Shiprock NW now has tackle-football program
(Times photo - Sunnie Clahchischiligi)
By Sunnie Clahchischiligi
SHIPROCK, N.M., Sept. 12, 2013
(Times photo - Sunnie Clahchischiligi)
The sign now reads "Home of the Chieftains" because Shiprock High School has been the lone high school football team in one of the biggest towns on the Navajo Nation - but not anymore.
There's a new group of kids in town and they're looking to show another side of Shiprock and make a name for their school while they're at it.
Lyle Bonney, 16, one of two juniors on the team said he's passed that very sign that stands just outside of the Shiprock Chapter just about every day. He said it might be time for a change.
"We're going to go down there and ask them to put Home of the Falcons on there because we're thinking of taking over also," Bonney said with a laugh.
Bonney is part of the new tackle football program at Shiprock Northwest. It is the first time in the school's 11-year existence that it has had a tackle football program, let alone a football program at the high school level.
Shiprock Northwest head coach Vincent Lee, who was an assistant and head coach for the middle school flag football team, said the program has been a long time coming.
Lee said many male students started to leave the high school to play tackle football at other schools because there wasn't a program at Shiprock Northwest.
"The male numbers in our school aren't so high, and I thought this was a great way to keep these students in our school É" Lee said. "These students could really do well if we could keep them in our high school, unfortunately a lot of them are leaving to go play football at surrounding schools."
Lee noticed it about two years ago, so he, his middle school flag football players and some parents decided to push for a tackle football program.
Lee is a 1997 graduated of Navajo Preparatory School and played football under Earl Crisp and Robert Adams when the team qualified for the state championship in 1995 and 1997.
A petition was started but Lee said it took some time to get supporters involved.
"The second year, last year it really caught on fire," Lee said. "Parents got on board and the kids are the ones that really pushed it."
The kids stayed in school, kept up with their studies and proved to their family, school board and administrators that they deserved a tackle football program.
Lee said the young players were so persistent that after only a year of convincing, they got what they wanted. One of the driving forces behind the igniting of the program was Derrick Werito. Werito was an eighth grade player on the team who suffered a season-ending injury on Sept. 6 in the game against Many Farms; Lee said the team wishes him well.
"They were able to kind of show the school that this is something that they wanted," Lee said of his team. "That it was going to be something kind of necessary for them to stay at this high school, so the school bought into it."
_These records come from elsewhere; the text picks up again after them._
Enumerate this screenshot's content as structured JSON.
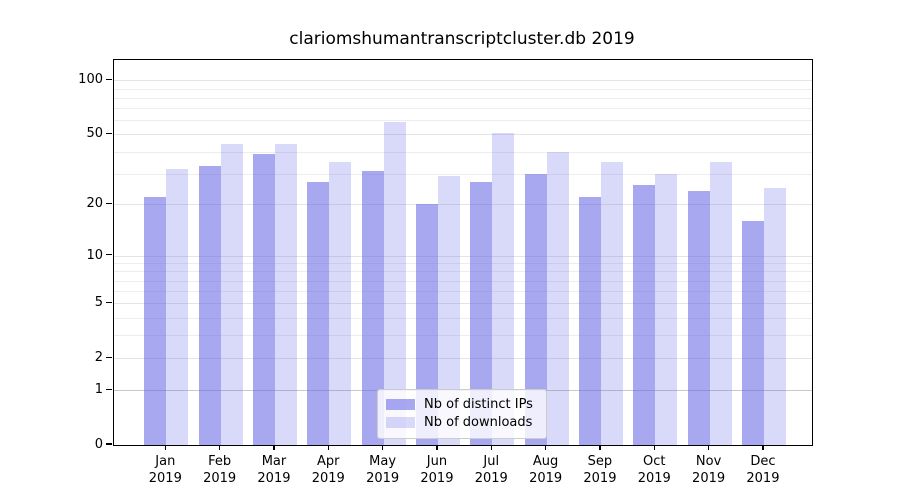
{
  "title": "clariomshumantranscriptcluster.db 2019",
  "colors": {
    "bar_base": "#6666e6",
    "bar_dark_blend": "#a8a8f0",
    "bar_light_blend": "#d9d9f8",
    "gridline_minor": "#ededed",
    "gridline_major": "#e4e4e4",
    "gridline_one": "#c8c8c8",
    "frame": "#000000"
  },
  "legend": {
    "items": [
      {
        "label": "Nb of distinct IPs",
        "series": "distinct-ips"
      },
      {
        "label": "Nb of downloads",
        "series": "downloads"
      }
    ]
  },
  "chart_data": {
    "type": "bar",
    "title": "clariomshumantranscriptcluster.db 2019",
    "categories": [
      "Jan 2019",
      "Feb 2019",
      "Mar 2019",
      "Apr 2019",
      "May 2019",
      "Jun 2019",
      "Jul 2019",
      "Aug 2019",
      "Sep 2019",
      "Oct 2019",
      "Nov 2019",
      "Dec 2019"
    ],
    "series": [
      {
        "name": "Nb of distinct IPs",
        "values": [
          22,
          33,
          39,
          27,
          31,
          20,
          27,
          30,
          22,
          26,
          24,
          16
        ]
      },
      {
        "name": "Nb of downloads",
        "values": [
          32,
          44,
          44,
          35,
          59,
          29,
          51,
          40,
          35,
          30,
          35,
          25
        ]
      }
    ],
    "xlabel": "",
    "ylabel": "",
    "yscale": "log1p",
    "ylim": [
      0,
      129
    ],
    "yticks": [
      0,
      1,
      2,
      5,
      10,
      20,
      50,
      100
    ],
    "minor_gridlines": [
      3,
      4,
      6,
      7,
      8,
      9,
      30,
      40,
      60,
      70,
      80,
      90
    ],
    "grid": true,
    "legend_position": "lower center"
  }
}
The Falcons are in the 11-man, Class 1A independent classification.
Lee said any first-year football program is mandatorily put into the classification for one year.
As an independent team they are unable to participant in district games, titles and the state championship tournament at the end of the season. After the program's first year they will be placed into a district. Lee said his team might be in the class 2A-5 district next year with Navajo Pine and Ramah.
All of which is just fine with Lee and the boys, at least for now. Lee said one of the hardest transitions for his players is getting used to the physicality of the sport.
"Everyone of my kids never played contact football, even my senior," he said. "The biggest issue has been contact, getting the kids used to contact É that comes from experience, playing games and getting used to the contact and the speed of the game. It's a lack of being exposed to it."
Alyias Thomas, 13, an eighth-grade student at the middle school said getting used to the contact has been most difficult for him and his teammates. He said it might be hard but it's not keeping him from playing.
"It's time to bring flag football out and bring tackle football in -- tackle is more physical than flag," he said. "It's a great sports. It's fun. It's good to relieve energy and stress."
Thomas is one of a total of 19 players on the team. He is also one of three eighth-grade students. The rest of the team is made up of freshman, sophomores, two juniors and one senior.
The team has played two games so far this season. They lost in their season opener with Rock Point 6-56, followed by another loss to Many Farms 0-52.
Lee said with such tough losses most young men would be discouraged and disappointed, but not his team.
"Nobody has quit, they all come back. They're working hard, they're still working hard, they bought into the system that we're going to get better," Lee said. "I'm really happy to see that in them, that they're not upset or looking at each other or getting mad at the coaches."
Bonney said he never played a day of football and didn't watch very much of it but signed the petition to get the most out of his high school experience.
"We have a football field here and we hardly use it," he said. "I was just thinking it should be put to use, and I'd probably be one of the ones putting it to use."
He said at times the games does get tough but then he thinks of the support from his family and changing the sign that welcomes everyone to Shiprock.
"We have our parents to thank to keep us in football," he said. "This year, right now, we're just starting out, maybe next year tell the Chieftains to watch out."